Imperfection being the constant of the human condition, equity
valuations are always undershooting or overshooting, kind of like our putting
stroke. This condemns investors to watching
our old pal Sisyphus push the rock uphill only to see it roll down again. This is what economists, lyrical souls that
they are, call “reversion to the mean.”
So, whether pondering the futility of our golf game or the arc
of stock prices, one asks: “Where is that damn rock headed?”
To answer this, we are faced with another conundrum. It can be said that equity valuations are
predictors of corporate profitability, which, in the aggregate, depends on economic
growth. Those valuations should adjust
as evidence accrues one way or the other.
This is what finance professors, ever the blithe spirits, call the “discounted
cash flow or dividend discount model.”
But, as Mitt Romney was laughed at for averring, corporations
are people. If they depend on economic
growth for wealth creation, they must – like each butcher, baker and candlestick
maker who makes up the economy – be doing the growing themselves.

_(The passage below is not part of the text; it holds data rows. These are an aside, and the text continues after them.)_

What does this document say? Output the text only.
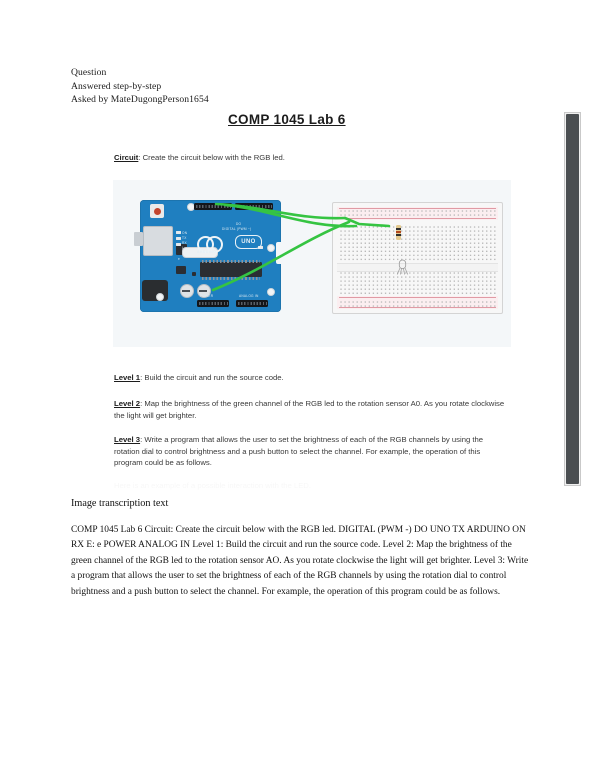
Question
Answered step-by-step
Asked by MateDugongPerson1654
COMP 1045 Lab 6
Circuit: Create the circuit below with the RGB led.
ARDUINO
UNO
DIGITAL (PWM ~)
DO
POWER	ANALOG IN
ON
TX
RX
L
e
Level 1: Build the circuit and run the source code.
Level 2: Map the brightness of the green channel of the RGB led to the rotation sensor A0. As you rotate clockwise the light will get brighter.
Level 3: Write a program that allows the user to set the brightness of each of the RGB channels by using the rotation dial to control brightness and a push button to select the channel. For example, the operation of this program could be as follows.
Here is an example of a possible interaction with the LED.
Image transcription text
COMP 1045 Lab 6 Circuit: Create the circuit below with the RGB led. DIGITAL (PWM -) DO UNO TX ARDUINO ON RX E: e POWER ANALOG IN Level 1: Build the circuit and run the source code. Level 2: Map the brightness of the green channel of the RGB led to the rotation sensor AO. As you rotate clockwise the light will get brighter. Level 3: Write a program that allows the user to set the brightness of each of the RGB channels by using the rotation dial to control brightness and a push button to select the channel. For example, the operation of this program could be as follows.
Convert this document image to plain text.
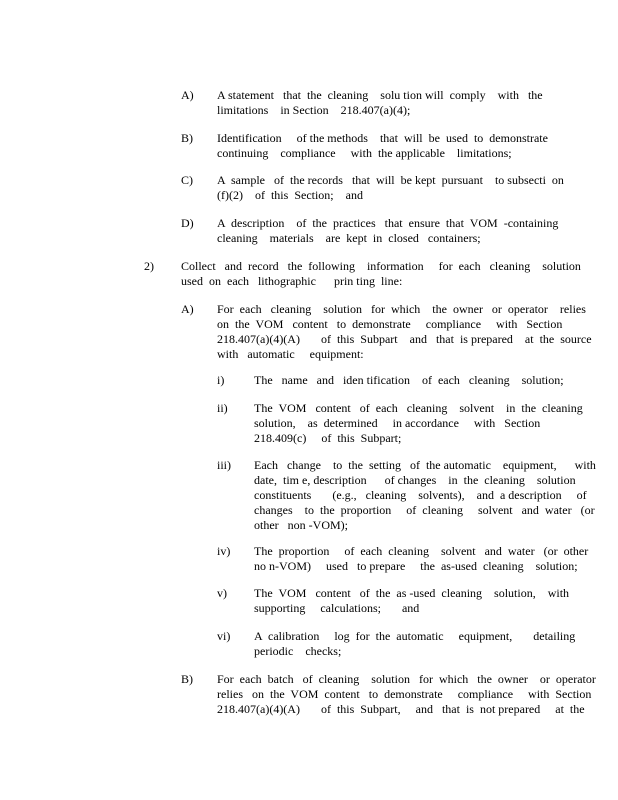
A) A statement   that  the  cleaning    solu tion will  comply    with   the
limitations    in Section    218.407(a)(4);
B) Identification     of the methods    that  will  be  used  to  demonstrate
continuing    compliance     with  the applicable    limitations;
C) A  sample   of  the records   that  will  be kept  pursuant    to subsecti  on
(f)(2)    of  this  Section;    and
D) A  description    of  the  practices   that  ensure  that  VOM  -containing
cleaning    materials    are  kept  in  closed   containers;
2) Collect   and  record   the  following    information     for  each   cleaning    solution
used  on  each   lithographic      prin ting  line:
A) For  each   cleaning    solution   for  which    the  owner   or  operator    relies
on  the  VOM   content   to  demonstrate     compliance     with   Section
218.407(a)(4)(A)       of  this  Subpart    and   that  is prepared    at  the  source
with   automatic     equipment:
i) The   name   and   iden tification    of  each   cleaning    solution;
ii) The  VOM   content   of  each   cleaning    solvent    in  the  cleaning
solution,    as  determined     in accordance     with   Section
218.409(c)     of  this  Subpart;
iii) Each   change    to  the  setting   of  the automatic    equipment,      with
date,  tim e, description      of changes    in  the  cleaning    solution
constituents       (e.g.,   cleaning    solvents),    and  a description     of
changes    to  the  proportion     of  cleaning     solvent   and  water   (or
other   non -VOM);
iv) The  proportion     of  each  cleaning    solvent   and  water   (or  other
no n-VOM)     used   to prepare     the  as-used  cleaning    solution;
v) The  VOM   content   of  the  as -used  cleaning    solution,    with
supporting     calculations;       and
vi) A  calibration     log  for  the  automatic     equipment,       detailing
periodic    checks;
B) For  each  batch   of  cleaning    solution   for  which   the  owner    or  operator
relies   on  the  VOM  content   to  demonstrate     compliance     with  Section
218.407(a)(4)(A)       of  this  Subpart,     and   that  is  not prepared     at  the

Or, in the words of another presidential candidate, the sage
possum Pogo of yesteryear’s funny papers, “We have met the enemy and he is us.”
Which leads us to yet another riddle (Bear with us; fearless
predictions will be forthcoming). If we
assume the market never gets it right, our task is to divine in which direction
the rock is undershooting or overshooting. This is what Wall Street wags mean when they
say, “Nobody rings a bell at the top.”
We find it our task, then, to stand athwart the midpoint of
2012 and judge the direction of economic growth and its doppelganger, the rock on
the hillside. As always, the evidence is
inconclusive, but try we must and, again like Sisyphus and our erratic putting,
take pleasure in the effort if not its result.

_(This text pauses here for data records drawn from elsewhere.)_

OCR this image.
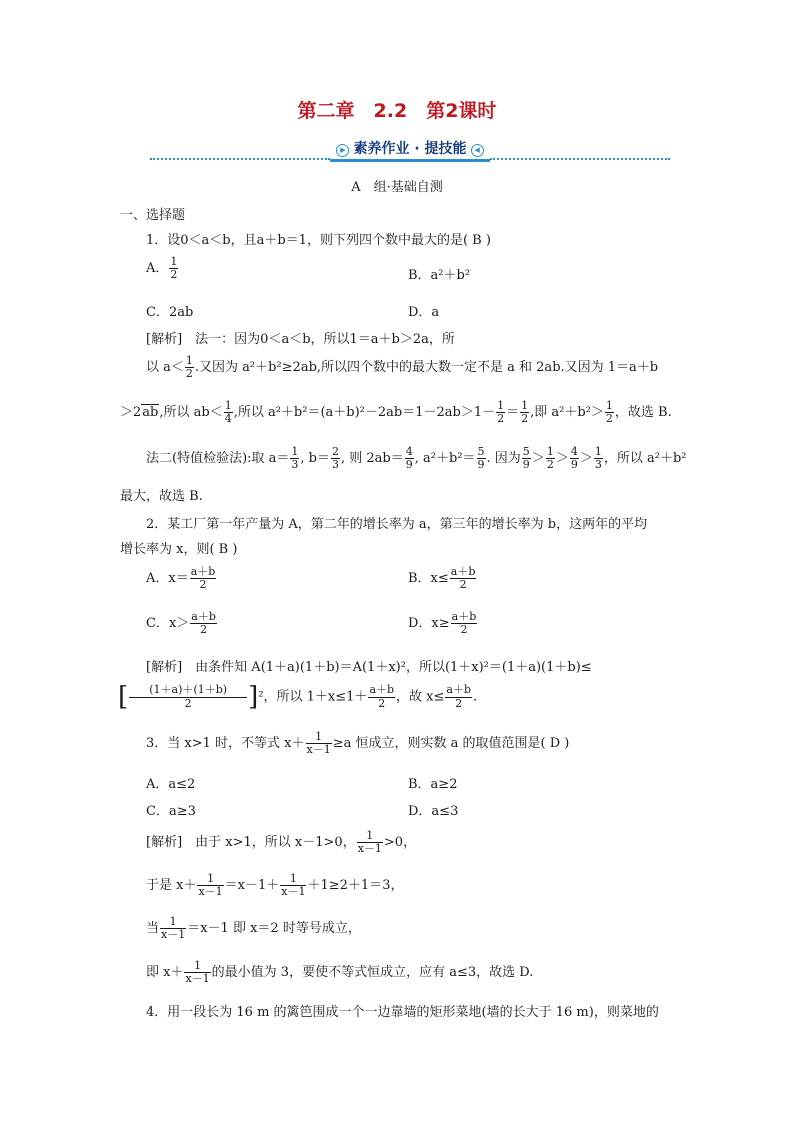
第二章　2.2　第2课时
▶ 素养作业 · 提技能 ◀
A　组·基础自测
一、选择题
1．设0＜a＜b，且a＋b＝1，则下列四个数中最大的是( B )
A． $\frac{1}{2}$	B．a²＋b²
C．2ab	D．a
[解析]　 法一：因为0＜a＜b，所以1＝a＋b＞2a，所
以 $a< \frac{1}{2}$ .又因为 a²＋b²≥2ab,所以四个数中的最大数一定不是 a 和 2ab.又因为 1＝a＋b
＞2ab,所以 $ab< \frac{1}{4}$ ,所以 $a^2+b^2=(a+b)^2-2ab=1-2ab>1- \frac{1}{2} = \frac{1}{2}$ ,即 $a^2+b^2> \frac{1}{2}$ ，故选 B.
法二(特值检验法):取 $a= \frac{1}{3}$ , $b= \frac{2}{3}$ , 则 $2ab= \frac{4}{9}$ , $a^2+b^2= \frac{5}{9}$ . 因为 $\frac{5}{9} > \frac{1}{2} > \frac{4}{9} > \frac{1}{3}$ ，所以 a²＋b²
最大，故选 B.
2．某工厂第一年产量为 A，第二年的增长率为 a，第三年的增长率为 b，这两年的平均
增长率为 x，则( B )
A．$x= \frac{a+b}{2}$	B．$x\le \frac{a+b}{2}$
C．$x> \frac{a+b}{2}$	D．$x\ge \frac{a+b}{2}$
[解析]　 由条件知 A(1＋a)(1＋b)＝A(1＋x)²，所以(1＋x)²＝(1＋a)(1＋b)≤
[ $\frac{(1+a)+(1+b)}{2} ]^2$，所以 $1+x\le 1+ \frac{a+b}{2}$ ，故 $x\le \frac{a+b}{2}$ .
3．当 x>1 时，不等式 $x+ \frac{1}{x-1} \ge a$ 恒成立，则实数 a 的取值范围是( D )
A．a≤2	B．a≥2
C．a≥3	D．a≤3
[解析]　 由于 x>1，所以 x－1>0， $\frac{1}{x-1} >0$，
于是 $x+ \frac{1}{x-1} =x-1+ \frac{1}{x-1} +1\ge 2+1=3$，
当 $\frac{1}{x-1} =x-1$ 即 x＝2 时等号成立，
即 $x+ \frac{1}{x-1}$ 的最小值为 3，要使不等式恒成立，应有 a≤3，故选 D.
4．用一段长为 16 m 的篱笆围成一个一边靠墙的矩形菜地(墙的长大于 16 m)，则菜地的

First, let’s put the concerns of this vale of tears into
four buckets in order of significance:
The Old World: Europe is falling into recession. Greece is a mess. Spanish unemployment is 24%. The break-up of
the Eurozone appears imminent.
The New World: U.S. real GDP growth slowed to a 1.9% annual
rate in the first quarter. Jobs growth has
plummeted from 200,000-plus per month in the winter to just 69,000 in May. The “fiscal cliff” of 2013 looms.
The Orient: China’s gallop has slowed to what for it is a
trot, with GDP growth at “just” 8% or so.
The Golf Course: Can we build a repeatable swing?
Next, let’s parse these concerns and spy which way the rock
will rotate.
The Old World: Germany, already caving to the growth
advocates, will accommodate them further.
The European Central Bank will cooperate. Italy’s technocratic compromise, though far
from the best of all worlds, will be copied.
The New World: Romney
could very well be president and inherit a recovering economy (the very one he
is running against, reminiscent of Bill Clinton’s good fortune in 1992). If Europe can muddle through (see above)
expect the rock to signal economic growth.
Whoever is elected, we can’t believe politicians will be so thickheaded
as to let sequestration and tax hikes to kick in January 1.
The Orient: China may
be the model for the rest of the policy makers in the civilized world. With inflation slowing, the authorities have
plenty of room to address slumping growth.
The central bank recently cut interest rates for the first time since
2008, and the government is looking to ramp up public investment projects.
The Golf Course: Head
down, eye on the ball, turn in a barrel, all without thinking about it.
Our conclusion: Buy
the dips and take one more club than your ego tells you. Sisyphus would do no less.